Question

find two positive rational numbers whose sum is 1 and if the smaller is divided by the greater the result is 1 by 2

Answer 1

let the two positive rational numbers be x and yà
a.t.q.
x+y=1 eq.1
x/y=1/2
y=2x eq2
put this value of y in eq 1
x+2x=1
3x=1=
x=1/3
put x =1/3 in eq.2
y=2×1/3
y=2/3

Answer 2

two positive rational numbers whose sum is 1 and if the smaller is divided by the greater the result is 1 by 2  are $\frac{1}{3}$ and ($\frac{2}{3}$).

Let the two numbers be a and b, out of which a is the smaller number.

In the first part of the question, it is mentioned that the sum of these numbers equal to 1.

So, a + b = 1                                           ......(1)

And, in the second part of the question, it is mentioned that when the smaller number (a) is divided by the greater number (b) gives $\frac{1}{2}$

 $\frac{a}{b} = \frac{1}{2}$

or, b = 2a                                                  ......(2)

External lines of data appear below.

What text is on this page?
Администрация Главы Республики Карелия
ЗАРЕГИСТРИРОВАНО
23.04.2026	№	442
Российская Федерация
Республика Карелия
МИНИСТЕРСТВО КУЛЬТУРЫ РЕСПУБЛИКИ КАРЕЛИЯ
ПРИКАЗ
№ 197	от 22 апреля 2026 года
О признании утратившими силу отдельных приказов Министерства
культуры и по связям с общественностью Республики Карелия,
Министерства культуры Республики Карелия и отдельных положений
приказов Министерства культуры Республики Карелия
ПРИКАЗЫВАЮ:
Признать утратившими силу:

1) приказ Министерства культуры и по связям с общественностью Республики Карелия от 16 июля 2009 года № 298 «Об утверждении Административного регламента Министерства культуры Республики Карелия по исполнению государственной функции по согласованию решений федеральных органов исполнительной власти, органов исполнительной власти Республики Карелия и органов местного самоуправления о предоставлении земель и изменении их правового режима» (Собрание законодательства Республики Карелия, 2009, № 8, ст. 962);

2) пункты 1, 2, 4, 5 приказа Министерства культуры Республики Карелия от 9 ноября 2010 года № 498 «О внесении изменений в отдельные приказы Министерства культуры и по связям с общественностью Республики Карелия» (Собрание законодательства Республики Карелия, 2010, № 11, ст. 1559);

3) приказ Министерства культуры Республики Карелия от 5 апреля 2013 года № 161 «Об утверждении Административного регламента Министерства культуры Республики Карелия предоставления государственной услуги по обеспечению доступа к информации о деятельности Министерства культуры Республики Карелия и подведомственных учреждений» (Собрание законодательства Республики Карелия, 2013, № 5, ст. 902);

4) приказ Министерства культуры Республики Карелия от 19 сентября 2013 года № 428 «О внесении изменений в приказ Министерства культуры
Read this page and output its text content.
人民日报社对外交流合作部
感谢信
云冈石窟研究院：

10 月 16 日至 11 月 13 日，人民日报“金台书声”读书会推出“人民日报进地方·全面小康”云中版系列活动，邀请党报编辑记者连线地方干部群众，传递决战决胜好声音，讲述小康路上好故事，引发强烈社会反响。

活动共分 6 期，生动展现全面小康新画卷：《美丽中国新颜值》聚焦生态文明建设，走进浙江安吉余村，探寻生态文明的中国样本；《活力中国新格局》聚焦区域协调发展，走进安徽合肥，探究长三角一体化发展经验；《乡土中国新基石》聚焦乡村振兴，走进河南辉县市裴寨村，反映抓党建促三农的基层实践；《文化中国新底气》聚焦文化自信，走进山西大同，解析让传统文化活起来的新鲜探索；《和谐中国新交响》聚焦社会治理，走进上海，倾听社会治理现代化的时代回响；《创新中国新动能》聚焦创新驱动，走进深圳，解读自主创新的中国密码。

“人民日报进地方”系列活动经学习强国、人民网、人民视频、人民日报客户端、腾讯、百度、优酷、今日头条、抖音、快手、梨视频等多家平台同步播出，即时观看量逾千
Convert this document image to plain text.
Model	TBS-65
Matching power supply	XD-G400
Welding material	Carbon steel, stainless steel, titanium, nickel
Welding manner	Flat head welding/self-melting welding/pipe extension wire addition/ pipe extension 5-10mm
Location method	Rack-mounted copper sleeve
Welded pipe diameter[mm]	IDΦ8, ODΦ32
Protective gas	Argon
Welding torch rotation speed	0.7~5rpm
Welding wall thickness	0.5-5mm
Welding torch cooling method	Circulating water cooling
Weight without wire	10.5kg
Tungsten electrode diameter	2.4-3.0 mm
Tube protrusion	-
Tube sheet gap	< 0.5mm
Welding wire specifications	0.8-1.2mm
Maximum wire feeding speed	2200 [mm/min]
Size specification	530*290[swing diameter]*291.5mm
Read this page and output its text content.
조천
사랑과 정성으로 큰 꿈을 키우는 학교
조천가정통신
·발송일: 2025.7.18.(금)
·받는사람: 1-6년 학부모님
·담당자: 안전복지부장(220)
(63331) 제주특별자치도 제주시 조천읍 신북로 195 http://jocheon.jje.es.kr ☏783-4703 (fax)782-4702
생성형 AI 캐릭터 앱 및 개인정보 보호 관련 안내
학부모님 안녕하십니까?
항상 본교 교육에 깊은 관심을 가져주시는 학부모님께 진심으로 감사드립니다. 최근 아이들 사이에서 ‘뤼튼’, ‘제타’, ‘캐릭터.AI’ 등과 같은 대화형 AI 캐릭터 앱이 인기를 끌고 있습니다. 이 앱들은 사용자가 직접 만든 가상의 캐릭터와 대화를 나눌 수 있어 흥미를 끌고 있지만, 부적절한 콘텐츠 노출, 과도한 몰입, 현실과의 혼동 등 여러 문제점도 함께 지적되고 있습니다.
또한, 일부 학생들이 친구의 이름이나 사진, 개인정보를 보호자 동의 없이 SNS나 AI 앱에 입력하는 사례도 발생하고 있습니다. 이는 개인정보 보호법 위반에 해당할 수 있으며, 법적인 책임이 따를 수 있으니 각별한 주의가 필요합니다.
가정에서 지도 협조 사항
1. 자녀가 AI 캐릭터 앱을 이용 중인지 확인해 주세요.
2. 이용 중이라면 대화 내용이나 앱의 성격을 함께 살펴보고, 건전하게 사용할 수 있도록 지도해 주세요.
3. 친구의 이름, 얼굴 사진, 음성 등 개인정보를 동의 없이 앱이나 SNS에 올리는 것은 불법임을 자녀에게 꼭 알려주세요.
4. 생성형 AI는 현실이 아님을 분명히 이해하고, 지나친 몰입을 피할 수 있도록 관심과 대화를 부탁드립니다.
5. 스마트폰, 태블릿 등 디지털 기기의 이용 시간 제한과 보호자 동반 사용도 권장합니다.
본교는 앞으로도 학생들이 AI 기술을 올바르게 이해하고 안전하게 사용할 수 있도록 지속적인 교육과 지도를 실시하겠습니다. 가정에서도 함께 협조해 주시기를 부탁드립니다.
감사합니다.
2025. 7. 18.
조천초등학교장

Replacing the value of b = 2a from (2) in (1), we get,

a + 2a = 1

⇒ 3a = 1

⇒ a = $\frac{1}{3}$

Putting a = $\frac{1}{3}$ in (2), we get the value of b as

b = 2($\frac{1}{3}$)

So, b = ($\frac{2}{3}$)

Thus, the smaller number, a is equal to $\frac{1}{3}$ and the larger number, b is equal to ($\frac{2}{3}$)